The Most Awkward Moments of the 2012 Oscars
Pain in the Ash:
E!'s red-carpet commentator Ryan Seacrest scrambled to save face, tamp down his irritation, and appear nonchalant after Sacha Baron Cohen—doing interviews in character as the fascist tyrant he plays in the May movie The Dictator—dumped an urn of "my tennis partner Kim Jong-Il's ashes" onto Seacrest's impeccable tuxedo. As Cohen was escorted away by a security guard, he managed to blurt out one of the best-timed punchlines of the evening: "Now, when people ask you who you're wearing, you can say, 'Kim Jong-Il!'" Seacrest was left improvising jokes to approaching A-listers about being "covered in Bisquick."
Going for Joke:
In his opening musical number about each of the nominees, can-do-no-wrong host Billy Crystal tried his luck with a joke about Jonah Hill's yo-yo-ing weight, singing to the actor that "if you lose tonight, I think that you should know . . . they're serving cupcakes after the show." Hill eked out a tight smile and barely managed an "I'm gonna kill you, old man" head nod.

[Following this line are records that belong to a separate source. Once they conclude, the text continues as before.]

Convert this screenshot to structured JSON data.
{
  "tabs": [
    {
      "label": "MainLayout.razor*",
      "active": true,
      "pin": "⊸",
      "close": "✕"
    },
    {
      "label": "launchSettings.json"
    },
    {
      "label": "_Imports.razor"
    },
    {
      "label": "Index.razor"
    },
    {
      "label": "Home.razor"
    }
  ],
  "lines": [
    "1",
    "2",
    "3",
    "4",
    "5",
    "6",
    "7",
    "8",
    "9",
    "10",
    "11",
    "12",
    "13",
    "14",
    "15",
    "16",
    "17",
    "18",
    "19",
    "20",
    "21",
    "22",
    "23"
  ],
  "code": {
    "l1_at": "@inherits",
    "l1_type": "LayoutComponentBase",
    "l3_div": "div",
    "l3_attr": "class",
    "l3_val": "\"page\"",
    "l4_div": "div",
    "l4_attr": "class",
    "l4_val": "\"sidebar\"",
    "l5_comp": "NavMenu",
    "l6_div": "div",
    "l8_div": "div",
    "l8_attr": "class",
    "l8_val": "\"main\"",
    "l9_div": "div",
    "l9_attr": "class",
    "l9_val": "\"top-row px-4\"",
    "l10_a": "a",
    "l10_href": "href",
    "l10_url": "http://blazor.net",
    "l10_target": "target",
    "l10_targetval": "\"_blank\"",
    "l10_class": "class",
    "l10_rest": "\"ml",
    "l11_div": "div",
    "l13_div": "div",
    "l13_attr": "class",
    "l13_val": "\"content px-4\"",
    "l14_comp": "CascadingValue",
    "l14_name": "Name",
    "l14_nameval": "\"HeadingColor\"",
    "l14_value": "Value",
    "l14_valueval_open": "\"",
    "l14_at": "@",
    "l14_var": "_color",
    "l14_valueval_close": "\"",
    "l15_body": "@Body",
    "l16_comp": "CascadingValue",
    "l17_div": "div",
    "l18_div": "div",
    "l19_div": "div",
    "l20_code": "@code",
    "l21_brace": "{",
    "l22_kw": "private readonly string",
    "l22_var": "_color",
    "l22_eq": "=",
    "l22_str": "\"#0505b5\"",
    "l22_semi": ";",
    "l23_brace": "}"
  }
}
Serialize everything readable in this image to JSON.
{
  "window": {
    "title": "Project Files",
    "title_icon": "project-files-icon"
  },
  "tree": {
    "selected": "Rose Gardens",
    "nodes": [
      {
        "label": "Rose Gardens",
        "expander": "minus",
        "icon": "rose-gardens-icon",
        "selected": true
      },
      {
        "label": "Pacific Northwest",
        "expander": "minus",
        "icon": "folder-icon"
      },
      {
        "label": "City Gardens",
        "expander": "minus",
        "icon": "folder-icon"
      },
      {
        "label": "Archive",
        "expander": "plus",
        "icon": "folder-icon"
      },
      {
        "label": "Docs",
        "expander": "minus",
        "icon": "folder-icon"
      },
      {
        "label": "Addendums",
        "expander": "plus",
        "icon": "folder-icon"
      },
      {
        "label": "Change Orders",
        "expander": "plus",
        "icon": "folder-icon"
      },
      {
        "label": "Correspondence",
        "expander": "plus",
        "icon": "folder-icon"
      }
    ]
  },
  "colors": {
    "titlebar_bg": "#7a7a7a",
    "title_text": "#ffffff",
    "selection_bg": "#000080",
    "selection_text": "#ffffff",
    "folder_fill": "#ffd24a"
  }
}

Jennifer Lopez has taken many a nip-slip risk and come out unscathed (see: the legendary green Versace from the 2000 Grammys). But when she walked onstage to present a costume design award in a plunging Zuhair Murad gown, you could hear the whole world asking, "Is that . . .? Could that be . . .? It totally is!" And we concur. It totally was. Happy Endings star Adam Pally tweeted one of countless Twittersphere puns: "Jennifer AreoLopez".
Sound of Silence:
When film editors Kirk Baxter and Angus Wall accepted their award for The Girl with the Dragon Tattoo, they were, well, speechless. After many awkward seconds of bewildered delight mixed with uneasy silence, one of them finally said, "Let's get out of here." Note for next time: wait until the after-party to do whatever drug you two did in the bathroom.
Show Some Leg:
Angelina Jolie is so used to having her picture taken, she apparently thought she was supposed to strike a pose when presenting the award for Best Adapted Screenplay. Vamping with a hand on her hip and a bare leg jutting through the slit in her gown, she almost seemed to be joking. But the joke was, awkwardly, on her; while Alexander Payne delivered his acceptance speech (for The Descendants), fellow winner Jim Rash silently, but not so subtly, mimicked Jolie with an identical pose. Mocking Angelina on live TV? Will Rash be working in this town again?
Plus, the most awkward moment that wasn't:
Had Nick Nolte won Best Supporting Actor, we might have been treated to a hilariously incoherent string of grunts and general confusion—rather than the gracious bit of loveliness we got from winner Christopher Plummer. Nolte, don't forget to thank your agent.